Personal information
- Born: 12 September 1966 (age 59) London, England
- Height: 188 cm (6 ft 2 in)
- Weight: 92 kg (203 lb)

Sport
- Sport: Field hockey
- Position: Goalkeeper

Senior career
- Years: Team / Caps / Goals
- 1985–1986: Lewes / - / -
- 1986–1988: Leicester Westleigh / - / -
- 1988–1995: Havant / - / -

National team
- Years: Team / Caps / Goals
- –: Great Britain /  / -
- –: England /  / -

Medal record
Men's field hockey
Representing England
European Championship
| Bronze medal – third place | 1991 Paris | Team |

= Sean Rowlands =

British field hockey player

Sean Anthony Rowlands (born 12 September 1966) is a British former field hockey player who competed in the 1992 Summer Olympics.

== Biography ==
Rowlands studied at Durham University and represented England Under 21's at field hockey while still an undergraduate.

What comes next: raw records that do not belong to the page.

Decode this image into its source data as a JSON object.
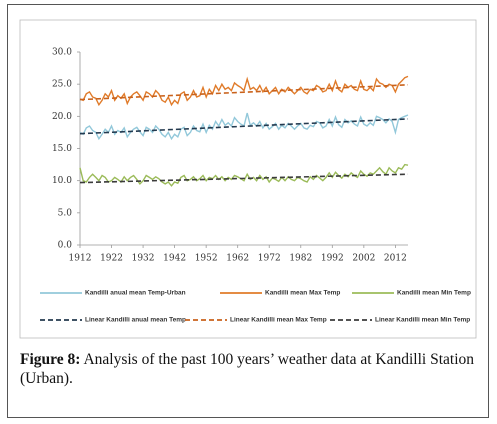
{
  "chart_data": {
    "type": "line",
    "x": [
      1912,
      1913,
      1914,
      1915,
      1916,
      1917,
      1918,
      1919,
      1920,
      1921,
      1922,
      1923,
      1924,
      1925,
      1926,
      1927,
      1928,
      1929,
      1930,
      1931,
      1932,
      1933,
      1934,
      1935,
      1936,
      1937,
      1938,
      1939,
      1940,
      1941,
      1942,
      1943,
      1944,
      1945,
      1946,
      1947,
      1948,
      1949,
      1950,
      1951,
      1952,
      1953,
      1954,
      1955,
      1956,
      1957,
      1958,
      1959,
      1960,
      1961,
      1962,
      1963,
      1964,
      1965,
      1966,
      1967,
      1968,
      1969,
      1970,
      1971,
      1972,
      1973,
      1974,
      1975,
      1976,
      1977,
      1978,
      1979,
      1980,
      1981,
      1982,
      1983,
      1984,
      1985,
      1986,
      1987,
      1988,
      1989,
      1990,
      1991,
      1992,
      1993,
      1994,
      1995,
      1996,
      1997,
      1998,
      1999,
      2000,
      2001,
      2002,
      2003,
      2004,
      2005,
      2006,
      2007,
      2008,
      2009,
      2010,
      2011,
      2012,
      2013,
      2014,
      2015,
      2016
    ],
    "series": [
      {
        "name": "Kandilli anual mean Temp-Urban",
        "color": "#92c8da",
        "values": [
          17.5,
          17.2,
          18.2,
          18.5,
          17.8,
          17.5,
          16.5,
          17.2,
          18.0,
          17.5,
          18.5,
          17.2,
          17.8,
          17.5,
          18.2,
          16.8,
          17.5,
          18.0,
          18.3,
          17.6,
          17.0,
          18.3,
          18.0,
          17.5,
          18.5,
          18.0,
          17.2,
          16.8,
          17.5,
          16.5,
          17.2,
          16.8,
          18.0,
          18.3,
          17.0,
          17.5,
          18.5,
          17.8,
          17.6,
          18.8,
          17.5,
          18.6,
          18.0,
          19.2,
          18.5,
          19.5,
          18.6,
          19.0,
          18.5,
          19.8,
          19.2,
          18.8,
          18.5,
          20.5,
          18.6,
          19.0,
          18.5,
          19.2,
          18.2,
          18.9,
          18.0,
          18.4,
          18.9,
          18.0,
          18.6,
          18.2,
          18.9,
          18.5,
          18.0,
          18.5,
          18.9,
          18.2,
          18.0,
          18.6,
          18.4,
          19.2,
          19.0,
          18.2,
          18.5,
          19.5,
          18.5,
          19.9,
          18.7,
          18.3,
          19.5,
          19.0,
          19.3,
          18.8,
          18.5,
          19.9,
          18.8,
          18.5,
          19.0,
          18.6,
          20.0,
          19.8,
          19.5,
          19.0,
          19.6,
          19.2,
          17.5,
          19.5,
          19.8,
          20.0,
          20.2
        ]
      },
      {
        "name": "Kandilli mean Max Temp",
        "color": "#e07b2a",
        "values": [
          22.7,
          22.5,
          23.5,
          23.8,
          23.0,
          22.8,
          21.8,
          22.5,
          23.5,
          23.0,
          24.0,
          22.5,
          23.2,
          22.8,
          23.5,
          22.0,
          23.0,
          23.5,
          23.8,
          23.2,
          22.5,
          23.8,
          23.5,
          23.0,
          24.0,
          23.5,
          22.5,
          22.2,
          23.0,
          21.8,
          22.5,
          22.0,
          23.5,
          23.8,
          22.5,
          23.0,
          24.0,
          23.0,
          23.2,
          24.5,
          23.0,
          24.2,
          23.5,
          24.8,
          24.0,
          25.0,
          24.2,
          24.5,
          24.0,
          25.2,
          24.8,
          24.5,
          24.0,
          25.8,
          24.2,
          24.5,
          24.0,
          24.8,
          23.8,
          24.5,
          23.5,
          24.0,
          24.5,
          23.5,
          24.2,
          23.8,
          24.5,
          24.0,
          23.5,
          24.0,
          24.5,
          23.8,
          23.5,
          24.2,
          24.0,
          24.8,
          24.5,
          23.8,
          24.0,
          25.0,
          24.0,
          25.5,
          24.2,
          23.8,
          25.0,
          24.5,
          24.8,
          24.2,
          24.0,
          25.5,
          24.2,
          24.0,
          24.5,
          24.0,
          25.8,
          25.2,
          25.0,
          24.5,
          25.0,
          24.8,
          23.8,
          25.0,
          25.5,
          26.0,
          26.2
        ]
      },
      {
        "name": "Kandilli mean Min Temp",
        "color": "#9bbb59",
        "values": [
          12.0,
          10.0,
          9.8,
          10.5,
          11.0,
          10.5,
          10.0,
          10.8,
          10.5,
          9.8,
          10.0,
          10.5,
          10.2,
          9.8,
          10.6,
          10.0,
          10.5,
          10.8,
          10.2,
          9.5,
          10.0,
          10.8,
          10.5,
          10.2,
          10.6,
          10.3,
          9.8,
          9.5,
          9.8,
          9.2,
          9.8,
          9.6,
          10.5,
          10.8,
          10.0,
          10.2,
          10.6,
          10.0,
          10.3,
          10.8,
          10.0,
          10.5,
          10.3,
          10.8,
          10.2,
          10.6,
          10.0,
          10.5,
          10.2,
          10.8,
          10.6,
          10.3,
          10.0,
          11.0,
          10.2,
          10.5,
          10.0,
          10.8,
          10.2,
          10.6,
          9.8,
          10.4,
          10.2,
          9.9,
          10.5,
          10.0,
          10.6,
          10.2,
          10.0,
          10.5,
          10.3,
          10.0,
          9.8,
          10.6,
          10.2,
          10.8,
          10.4,
          10.0,
          10.5,
          11.2,
          10.5,
          11.3,
          10.8,
          10.4,
          11.0,
          10.6,
          11.2,
          10.8,
          10.5,
          11.5,
          11.0,
          10.7,
          11.2,
          11.0,
          11.5,
          12.0,
          11.4,
          11.0,
          12.0,
          11.5,
          11.2,
          12.0,
          11.8,
          12.5,
          12.4
        ]
      },
      {
        "name": "Linear Kandilli anual mean Temp",
        "color": "#243a4f",
        "dashed": true,
        "x": [
          1912,
          2016
        ],
        "values": [
          17.3,
          19.6
        ]
      },
      {
        "name": "Linear Kandilli mean Max Temp",
        "color": "#c9621c",
        "dashed": true,
        "x": [
          1912,
          2016
        ],
        "values": [
          22.6,
          24.9
        ]
      },
      {
        "name": "Linear Kandilli mean Min Temp",
        "color": "#3b3b3b",
        "dashed": true,
        "x": [
          1912,
          2016
        ],
        "values": [
          9.7,
          11.0
        ]
      }
    ],
    "xlim": [
      1912,
      2016
    ],
    "xticks": [
      1912,
      1922,
      1932,
      1942,
      1952,
      1962,
      1972,
      1982,
      1992,
      2002,
      2012
    ],
    "ylim": [
      0,
      30
    ],
    "yticks": [
      {
        "value": 0,
        "label": "0.0"
      },
      {
        "value": 5,
        "label": "5.0"
      },
      {
        "value": 10,
        "label": "10.0"
      },
      {
        "value": 15,
        "label": "15.0"
      },
      {
        "value": 20,
        "label": "20.0"
      },
      {
        "value": 25,
        "label": "25.0"
      },
      {
        "value": 30,
        "label": "30.0"
      }
    ],
    "grid": false
  },
  "caption": {
    "label": "Figure 8:",
    "text": "Analysis of the past 100 years’ weather data at Kandilli Station (Urban)."
  }
}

He played club hockey for Lewes and then Leicester Westleigh, with the latter making his Great Britain debut at the six nations tournament in Barcelona in January 1988. Later that year, Rowlands joined Havant in the Men's England Hockey League for the 1988/89 season.

While at Havant, he represented England at the 1990 Men's Hockey World Cup and Great Britain at the 1992 Olympic Games in Barcelona.

Rowlands won three league titles with Havant in 1990/91, 1991/92 and 1993/94, before he retired after the 1995 season.